Freitag 19.8.2023 - Passau und Heimfahrt
Am letzten Urlaubstag steht nur noch die Heimreise mit dem Zug an. Die für uns praktikabelste Zugverbindung startet allerdings erst gegen 14 Uhr, so dass wir den Vormittag noch mit einem gemütlichen Altstadtbummel (mit einem zweiten Frühstück im Cafè Fiona!) und dem Besuch des Orgelkonzerts im Stephansdom mit der größten Kirchenorgel der Welt verbringen. Eine Zugfahrt mit vier Fahrrädern plus Gepäckanhänger ist immer ein Abenteuer und so sind wir schon etwas angespannt wie es diesmal laufen wird. Von Passau weg ist es unkritisch, da wir als Erste in den leeren Zug einsteigen und unsere Fahrzeuge in Ruhe verstauen können.

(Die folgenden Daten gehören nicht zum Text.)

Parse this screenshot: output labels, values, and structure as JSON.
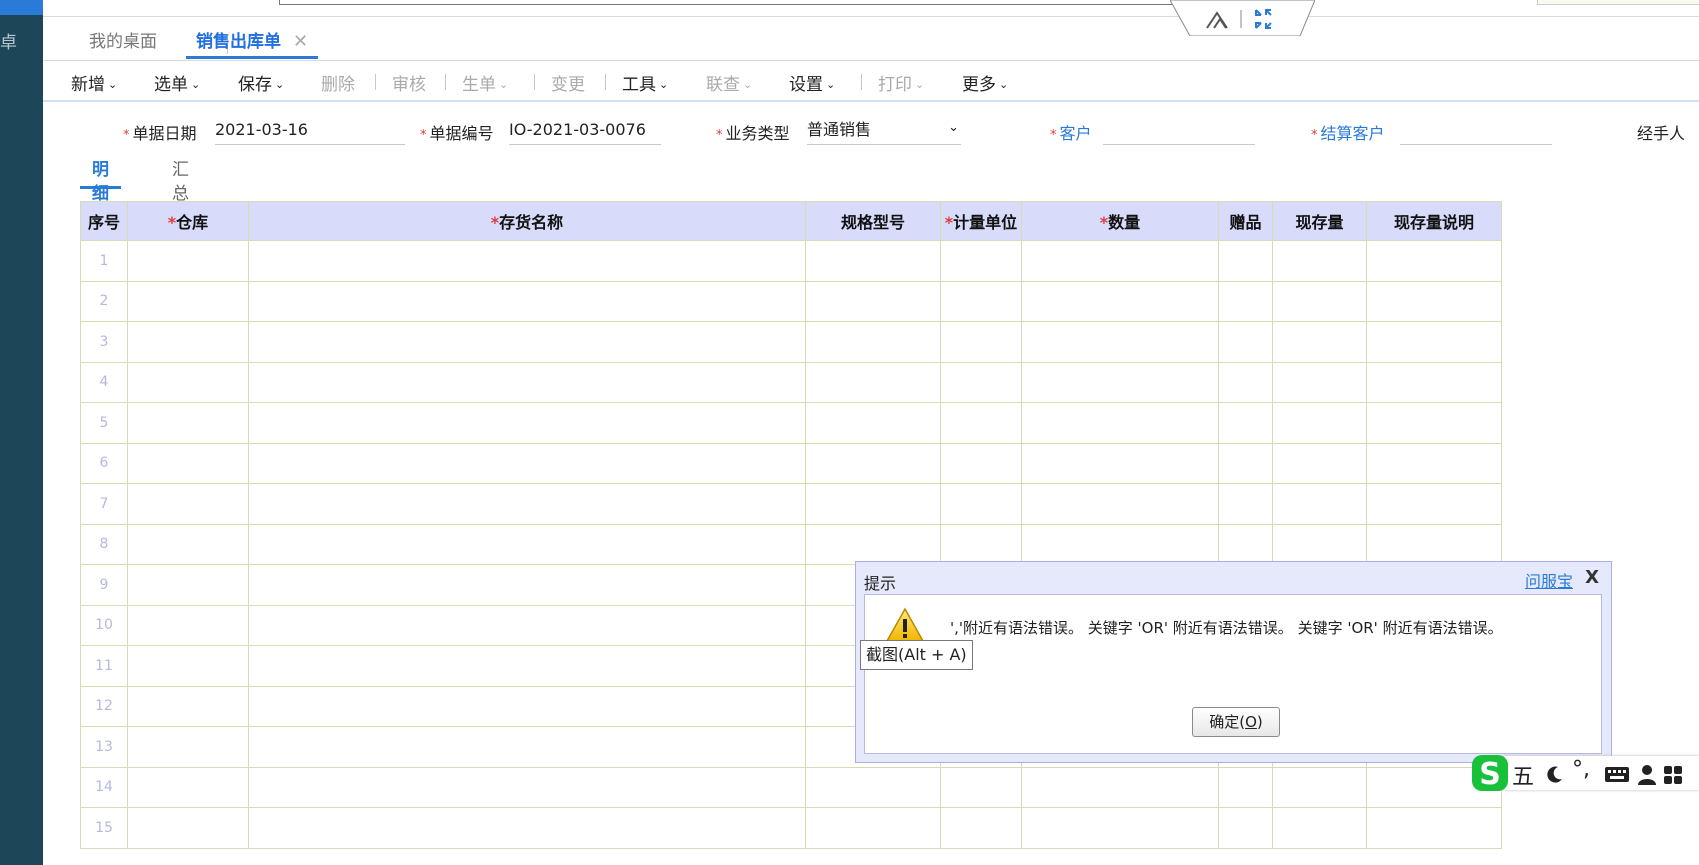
{
  "sidebar": {
    "glyph": "卓"
  },
  "tabs": [
    {
      "label": "我的桌面",
      "active": false
    },
    {
      "label": "销售出库单",
      "active": true,
      "close": "✕"
    }
  ],
  "toolbar": {
    "items": [
      {
        "label": "新增",
        "enabled": true,
        "dropdown": true
      },
      {
        "label": "选单",
        "enabled": true,
        "dropdown": true
      },
      {
        "label": "保存",
        "enabled": true,
        "dropdown": true
      },
      {
        "label": "删除",
        "enabled": false,
        "dropdown": false
      },
      {
        "label": "审核",
        "enabled": false,
        "dropdown": false
      },
      {
        "label": "生单",
        "enabled": false,
        "dropdown": true
      },
      {
        "label": "变更",
        "enabled": false,
        "dropdown": false
      },
      {
        "label": "工具",
        "enabled": true,
        "dropdown": true
      },
      {
        "label": "联查",
        "enabled": false,
        "dropdown": true
      },
      {
        "label": "设置",
        "enabled": true,
        "dropdown": true
      },
      {
        "label": "打印",
        "enabled": false,
        "dropdown": true
      },
      {
        "label": "更多",
        "enabled": true,
        "dropdown": true
      }
    ]
  },
  "form": {
    "date_label": "单据日期",
    "date_value": "2021-03-16",
    "code_label": "单据编号",
    "code_value": "IO-2021-03-0076",
    "biztype_label": "业务类型",
    "biztype_value": "普通销售",
    "customer_label": "客户",
    "customer_value": "",
    "settle_label": "结算客户",
    "settle_value": "",
    "handler_label": "经手人"
  },
  "subtabs": [
    {
      "label": "明细",
      "active": true
    },
    {
      "label": "汇总",
      "active": false
    }
  ],
  "grid": {
    "columns": [
      {
        "label": "序号",
        "required": false
      },
      {
        "label": "仓库",
        "required": true
      },
      {
        "label": "存货名称",
        "required": true
      },
      {
        "label": "规格型号",
        "required": false
      },
      {
        "label": "计量单位",
        "required": true
      },
      {
        "label": "数量",
        "required": true
      },
      {
        "label": "赠品",
        "required": false
      },
      {
        "label": "现存量",
        "required": false
      },
      {
        "label": "现存量说明",
        "required": false
      }
    ],
    "row_numbers": [
      "1",
      "2",
      "3",
      "4",
      "5",
      "6",
      "7",
      "8",
      "9",
      "10",
      "11",
      "12",
      "13",
      "14",
      "15"
    ]
  },
  "dialog": {
    "title": "提示",
    "help_link": "问服宝",
    "close": "X",
    "message": "','附近有语法错误。 关键字 'OR' 附近有语法错误。 关键字 'OR' 附近有语法错误。",
    "ok_label_prefix": "确定(",
    "ok_label_key": "O",
    "ok_label_suffix": ")"
  },
  "tooltip": {
    "text": "截图(Alt + A)"
  },
  "ime": {
    "mode": "五",
    "punct": "°,",
    "logo_letter": "S"
  },
  "colors": {
    "sidebar": "#1e4659",
    "accent": "#2a7bd8",
    "header_bg": "#d9dbfb",
    "required": "#e23b3b"
  }
}
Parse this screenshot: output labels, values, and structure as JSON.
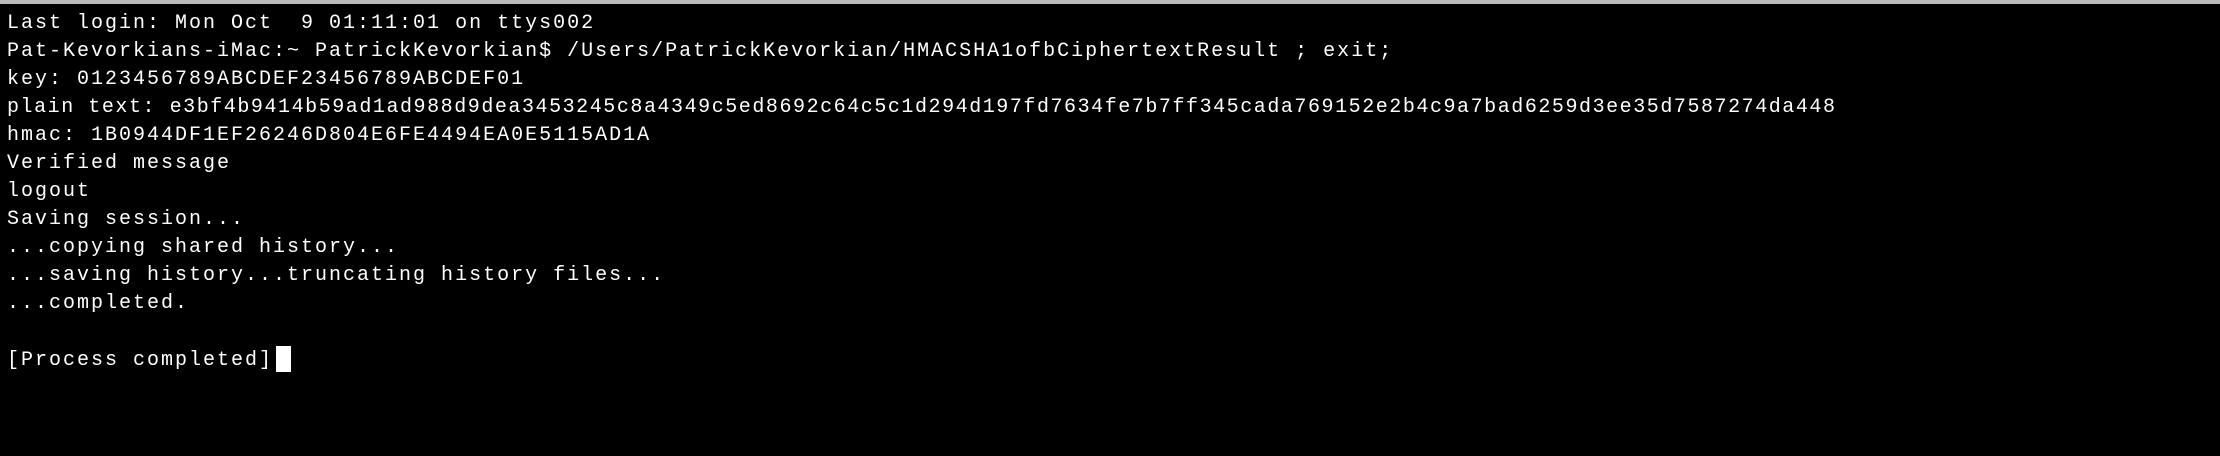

In Neumarkt St. Veit müssen wir umsteigen. Beim Aussteigen und Ausladen der Räder hilft uns ein anderer Fahrradfahrer etwas, dann kommt der spannendste Moment. Der Zug aus Landshut fährt ein - und ist ziemlich voll. Im Fahrradabteil stehen bereits zwei Räder und mehrere Personen mit Gepäck herum. Die beiden anderen Radler sind aber super hilfsbereit und helfen uns beim Einladen und Hineinschichten der Räder. Der Anhänger hat allerdings keinen Platz mehr, daher flitze ich schnell zur nächsten Türe und parke ihn dort im Einstiegsbereich. In der Südostbayernbahn können Fahrräder kostenlos transportiert werden und so steigen mehrmal Radler ein und wieder aus - es funktioniert aber alles reibungslos. In Rosenheim verlassen wir den Zug bereits am Bahnhof "Hochschule", aber inzwischen sind wir so geübt im Ausladen, dass dem Zug durch unser aufwändigeres Aussteigen kaum ein Zeitverlust entsteht. Auf dem Heimweg gibts noch einen Stop bei Sabines Eltern zum Abendessen und bei Sonnenuntergang radeln wir über den Brückenberg nach Hause.